Padre Pio: I am just a poor friar who prays


Padre Pio: I am just a poor friar who prays
Pope Francis visiting St Pio sites.- ANSA

Pope Francis on Saturday travels to San Giovanni Rotondo and Pietrelcina to mark the 50th anniversary of the death of St Padre Pio and the 100th anniversary of his stigmata.
By Lydia O'Kane
Known simply around the world as Padre Pio, this modern day Capuchin Saint is revered because of his great faith and prayerful obedience. But is he also regarded as a minister of Christ who endured tremendous suffering including the pain of stigmata.
According to Irish Capuchin Fr Bryan Shortall, OFM. Cap, the reason he has captured the hearts of so many may have something to do with him being a recent Saint. “I think that he is primarily someone people can reach out to because most people either remember him as having lived in the same lifetime…”
I am just a poor friar who prays
In 1918, while hearing confessions, Padre Pio had his first experience of the stigmata that would continue for the next 50 years. A year after the end of the First World War news of this stigmata began to spread throughout Italy and beyond. But as his fame grew, Fr Shortall points out the Capuchin remained the same simple prayerful man he had always been. “He didn’t particularly worry about the cult of personality that grew up around him… he was asked many times what are you, who are you? And he said, “I am just a poor friar who prays”, and that’s all he ever wanted to be, but the Lord had other plans for him.”
Fr Shortall continues, “he climbed on the cross of Christ everyday and everyday he felt physical pain and the desolation of what it was like for Christ to be crucified; so his faith was tested and he was certainly someone who suffered greatly in terms of his faith, in terms of his prayer life, but he persevered; he was someone who never gave up”

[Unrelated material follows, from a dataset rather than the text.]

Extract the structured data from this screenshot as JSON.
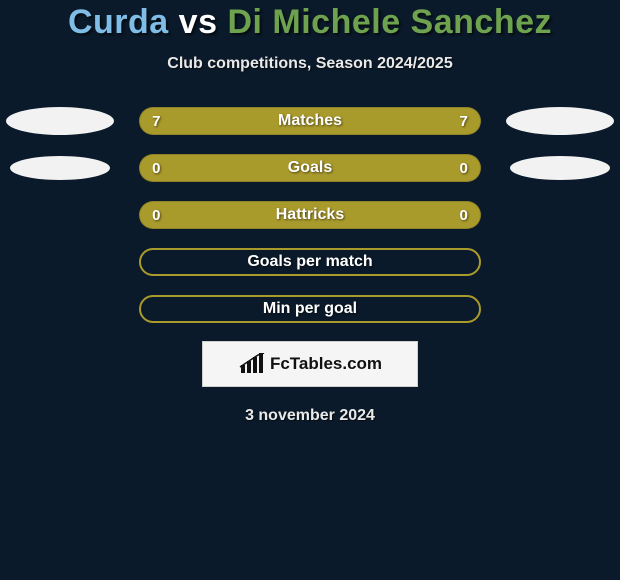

Significance of Papal visit
On Saturday Pope Francis follows in the footsteps of this Franciscan Friar by traveling to Pietrelcina where Padre Pio grew up and San Giovanni Rotondo where he carried out his priestly ministry.  Indeed just two years ago during the Extraordinary Year of Mercy, the Pope received the relics of Saint Pio in St Peter’s Basilica. Both events notes the Dublin based Irish Capuchin are highly significant; the first because Pope Francis wanted “to highlight the person of Padre Pio as a minister of Mercy, as a minister of Jesus Christ… and as a priest victim who suffered for Christ. He also emphasizes that by going to San Giovanni Rotondo and Pietrelcina the Pope “wants to acknowledge this great love.”
Legacy
Padre Pio died in 1958 at the age of 81, so fifty years on from his death what can we learn from him?
Fr Shortall says that“his legacy is that suffering is not a waste of time… Jesus doesn’t ignore people who suffer and who go through a great deal of pain, that God is not blind to suffering, that God feels very acutely people’s suffering and people’s struggles and is in there with them because he suffered himself on the cross.” He “encourages all of us not to be afraid and to place are trust in Jesus Christ”.